Right, this type of thing would accelerate the acute angle projection problem. But (and this is a pretty big but), it breaks down if there are other walls in the scene, as the intermediate acceleration step moves the character a long way away from the allowed region, possibly into proximity of other walls that might upset the whole process. This is probably the clearest example of the problem with this approach - the linear assumption can break down quite violently since we have to project so far out into phase space. For the acute angle thing there are certainly hacks that could be applied to restrict the acceleration to only combinations of two walls that "fight" each other, and it could probably be tuned to work quite well for those situations.

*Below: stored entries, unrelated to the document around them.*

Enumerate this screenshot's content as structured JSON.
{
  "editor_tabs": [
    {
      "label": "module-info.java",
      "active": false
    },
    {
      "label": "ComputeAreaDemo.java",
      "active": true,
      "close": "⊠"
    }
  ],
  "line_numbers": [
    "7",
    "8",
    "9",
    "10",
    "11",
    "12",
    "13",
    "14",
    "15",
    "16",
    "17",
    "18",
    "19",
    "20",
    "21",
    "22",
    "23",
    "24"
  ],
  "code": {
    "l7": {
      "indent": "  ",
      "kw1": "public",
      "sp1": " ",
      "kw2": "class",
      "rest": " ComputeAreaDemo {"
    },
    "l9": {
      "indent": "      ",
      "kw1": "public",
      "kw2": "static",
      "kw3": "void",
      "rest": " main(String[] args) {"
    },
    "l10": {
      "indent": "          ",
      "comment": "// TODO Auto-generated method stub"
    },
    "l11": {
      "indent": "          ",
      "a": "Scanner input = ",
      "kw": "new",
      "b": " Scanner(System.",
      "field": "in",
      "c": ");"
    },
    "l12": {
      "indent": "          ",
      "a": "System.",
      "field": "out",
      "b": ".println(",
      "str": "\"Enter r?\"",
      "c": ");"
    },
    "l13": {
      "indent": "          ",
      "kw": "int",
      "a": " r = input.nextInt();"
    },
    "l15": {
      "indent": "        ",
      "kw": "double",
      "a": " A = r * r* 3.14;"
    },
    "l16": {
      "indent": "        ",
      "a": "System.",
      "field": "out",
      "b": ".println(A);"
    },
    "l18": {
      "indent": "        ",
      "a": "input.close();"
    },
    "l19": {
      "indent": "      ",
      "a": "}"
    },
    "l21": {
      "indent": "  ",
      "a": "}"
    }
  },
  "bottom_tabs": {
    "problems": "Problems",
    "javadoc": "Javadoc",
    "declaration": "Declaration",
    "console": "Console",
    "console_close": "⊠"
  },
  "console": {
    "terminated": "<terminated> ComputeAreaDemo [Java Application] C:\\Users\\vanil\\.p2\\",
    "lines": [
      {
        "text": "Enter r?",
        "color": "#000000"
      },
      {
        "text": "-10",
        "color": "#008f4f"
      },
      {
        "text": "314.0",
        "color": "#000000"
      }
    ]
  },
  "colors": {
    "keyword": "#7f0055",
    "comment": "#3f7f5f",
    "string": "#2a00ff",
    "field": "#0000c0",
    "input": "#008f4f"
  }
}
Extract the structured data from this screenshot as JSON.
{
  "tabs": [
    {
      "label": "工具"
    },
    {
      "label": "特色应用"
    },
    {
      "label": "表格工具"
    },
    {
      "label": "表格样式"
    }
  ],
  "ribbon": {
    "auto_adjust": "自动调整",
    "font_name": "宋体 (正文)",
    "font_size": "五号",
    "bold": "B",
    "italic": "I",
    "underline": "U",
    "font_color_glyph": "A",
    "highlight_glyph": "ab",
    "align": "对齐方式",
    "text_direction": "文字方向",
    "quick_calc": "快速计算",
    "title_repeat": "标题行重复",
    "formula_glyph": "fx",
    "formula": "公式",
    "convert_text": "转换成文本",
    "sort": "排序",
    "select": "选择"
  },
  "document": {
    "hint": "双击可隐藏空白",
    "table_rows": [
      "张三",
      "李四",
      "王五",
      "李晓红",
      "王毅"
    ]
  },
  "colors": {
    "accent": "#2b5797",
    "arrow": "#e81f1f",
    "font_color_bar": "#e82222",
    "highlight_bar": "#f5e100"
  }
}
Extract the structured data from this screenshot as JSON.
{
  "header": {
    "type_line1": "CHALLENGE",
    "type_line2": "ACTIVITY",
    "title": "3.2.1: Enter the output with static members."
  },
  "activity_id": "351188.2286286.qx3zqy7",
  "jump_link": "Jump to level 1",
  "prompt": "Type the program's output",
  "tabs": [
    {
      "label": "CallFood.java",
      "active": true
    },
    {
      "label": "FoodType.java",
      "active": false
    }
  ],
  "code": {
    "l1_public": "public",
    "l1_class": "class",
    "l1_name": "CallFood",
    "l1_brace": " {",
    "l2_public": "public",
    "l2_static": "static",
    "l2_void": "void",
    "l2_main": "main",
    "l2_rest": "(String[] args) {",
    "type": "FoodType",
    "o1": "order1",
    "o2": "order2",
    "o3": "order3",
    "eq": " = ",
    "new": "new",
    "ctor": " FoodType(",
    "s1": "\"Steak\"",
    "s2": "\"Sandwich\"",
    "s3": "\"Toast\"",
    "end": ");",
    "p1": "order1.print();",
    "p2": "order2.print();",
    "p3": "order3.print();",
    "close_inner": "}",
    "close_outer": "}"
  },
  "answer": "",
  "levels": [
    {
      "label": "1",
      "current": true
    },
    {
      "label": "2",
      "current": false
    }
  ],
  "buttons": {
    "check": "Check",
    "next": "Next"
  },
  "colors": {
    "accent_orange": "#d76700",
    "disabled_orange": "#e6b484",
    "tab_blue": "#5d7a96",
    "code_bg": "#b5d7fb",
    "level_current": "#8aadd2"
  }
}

I also tried using this technique with a Verlet/Jakobsen-style N-chain, with position-based impulses and gravity, with a very large mass hanging at the bottom. Long story short? It does considerably speed up the convergence, sometimes, but when it fails, it fails spectacularly, with blowups galore. The problem is that every accelerated step bumps the system into a displaced state that takes several iterations to settle back, the number of which depends on the mass ratio and how long the chain is. If you do another accelerated step during this settling period, things get pretty unstable. This means that merely doing an accelerated step every other iteration doesn't work very well. It appears that if everything is tuned correctly, even a 50 element chain with a huge weight on the end can have its convergence sped up quite a bit, but if you've got the constants set badly, the whole thing blows up violently. I have yet to try the same thing with pure velocity constraints instead of the Verlet position/velocity/acceleration mashup, so things might be better behaved there, I'm not sure - when I get a chance, I'll try it out.

I think there's definitely a bit of utility somewhere here, the trick will be to figure out if we can apply it in a safe way to a completely general situation. The other thing I've noticed is that we're not likely going to achieve much with something like this unless we're doing quite a few iterations - you don't get much help in the first three or four, but if you're going out to 10 or 20 you might see some significant improvements. One last thing: it's absolutely vital that the last iteration is a regular one, because these accelerated constraint rounds do not generally cause you to satisfy _any_ of your constraints by themselves!